By 1990, this establishment was in a dire state, having been unable to win a single election since the Likud gained its electoral upset in 1977, after almost three decades of uninterrupted Labour rule.

And so began a slow and arduous process of neutering electoral politics and investing actual power in the bureaucracy. The spearhead of the attempt to shift decision-making power from elected politicians to career bureaucrats was the Supreme Court.

The left’s struggle to regain power meshed with the ambitions of judges, who were all too eager to augment their own authority. Under the leadership of Supreme Court President Aharon Barak, Israel was gradually transformed from a democracy to a judiciocracy.

In a 1995 court decision Barak announced, unilaterally and retroactively, that Basic Laws, passed by the Israeli parliament, the Knesset, in 1992, were now constitutional, and therefore the basis for striking down legislation through the process of judicial review.

And this was virtually open-ended. Since the court also established “reasonableness” as a central criterion for its judgments, it could veto policies which were perfectly legal based on its own opinion of whether they were “reasonable.”

This came about in order to prevent the right from taking power, not to exclude Mizrahi Jews, but since the majority of them vote for the right, the line between politics and ethnicity coincided. And this has led to the current struggle that has rocked Israel with protests and even violence for months.

Israel’s Jewish population is divided more or less evenly between the Ashkenazim and the Mizrahim. Yet representation in the Supreme Court is sharply skewed. Of 76 judges who have served as permanent associates in the court since the state was founded, only 12 were Mizrahi.

Both sides in the bitter controversy over Israel’s identity nominally subscribe to the slogan that theirs is a Jewish, democratic state. But the right sees Israel not merely as a Jewish state but as a state that is first and foremost Jewish, not only in the sense that it has a Jewish majority and state symbols, but Jewish also in ways that are expressed in its policies, in the character of public spaces, and in its understanding of its own place in the world.

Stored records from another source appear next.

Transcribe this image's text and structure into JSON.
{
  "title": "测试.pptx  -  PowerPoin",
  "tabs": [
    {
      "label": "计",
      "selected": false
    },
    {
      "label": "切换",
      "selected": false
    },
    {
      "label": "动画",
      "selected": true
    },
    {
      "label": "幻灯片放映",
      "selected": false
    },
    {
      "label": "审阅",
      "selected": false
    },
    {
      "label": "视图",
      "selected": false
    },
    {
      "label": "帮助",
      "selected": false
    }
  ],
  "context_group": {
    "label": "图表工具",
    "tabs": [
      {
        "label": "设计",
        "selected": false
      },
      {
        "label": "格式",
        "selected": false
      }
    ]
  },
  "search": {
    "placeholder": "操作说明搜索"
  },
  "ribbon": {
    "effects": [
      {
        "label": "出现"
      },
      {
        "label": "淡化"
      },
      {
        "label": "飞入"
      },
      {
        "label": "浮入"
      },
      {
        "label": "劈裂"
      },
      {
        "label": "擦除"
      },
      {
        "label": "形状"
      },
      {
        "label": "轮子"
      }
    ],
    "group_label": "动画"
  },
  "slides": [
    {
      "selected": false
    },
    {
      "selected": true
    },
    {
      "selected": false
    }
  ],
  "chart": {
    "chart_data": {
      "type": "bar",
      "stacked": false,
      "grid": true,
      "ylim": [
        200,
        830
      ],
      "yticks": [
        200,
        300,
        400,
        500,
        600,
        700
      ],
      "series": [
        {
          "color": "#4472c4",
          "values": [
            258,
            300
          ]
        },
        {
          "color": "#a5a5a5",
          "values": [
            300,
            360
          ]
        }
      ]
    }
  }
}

Representatives of this bloc understand democracy first and foremost in majoritarian terms: if Israel has a Western, liberal character, then its legitimacy is rooted in the existence of a majority that supports it, and one which is free to change its mind and turn Israel into something other than a Western, liberal country if it wishes.

The Israeli right is afraid that, whether in government or in opposition, the liberal camp is trying to undermine Israel’s Jewish character. The right-wing media frequently describe all of Israel’s center-left as “post-Zionist,” and accuse them of trying to transform Israel into a non-Jewish state. This vision taps into millennia of Jewish history and sees a country that is thoroughly exceptional because it is Jewish.

The parties opposed to the right-religious bloc also affirm Israel’s self-definition as a Jewish state. But this left-secular bloc generally sees Israel as first and foremost a modern Western state and a liberal democracy, though one with a Jewish majority and Jewish cultural characteristics.

In the eyes of its adherents, Israel’s identity as a Western-oriented, liberal democracy isn’t contingent on the wishes of a temporary majority; rather, these features are parts of Israel’s very definition.

The liberal camp’s conception of Israel is built on Theodor Herzl’s idea of Jewish normalcy. The founder of political Zionism envisioned a thoroughly modern country, one just like any other except that it would have a Jewish population.

In other words, in today’s Israel, the greatest dividing line between Western-oriented liberals and Jewish exceptionalists is, in effect, one between “Israelis” and “Jews.” And the Ashkenazim are found in the first, the Mizrachim in the second.

A genuine Kulturkampf, the conflict between these competing identities and the accompanying visions is unlikely to be resolved anytime soon.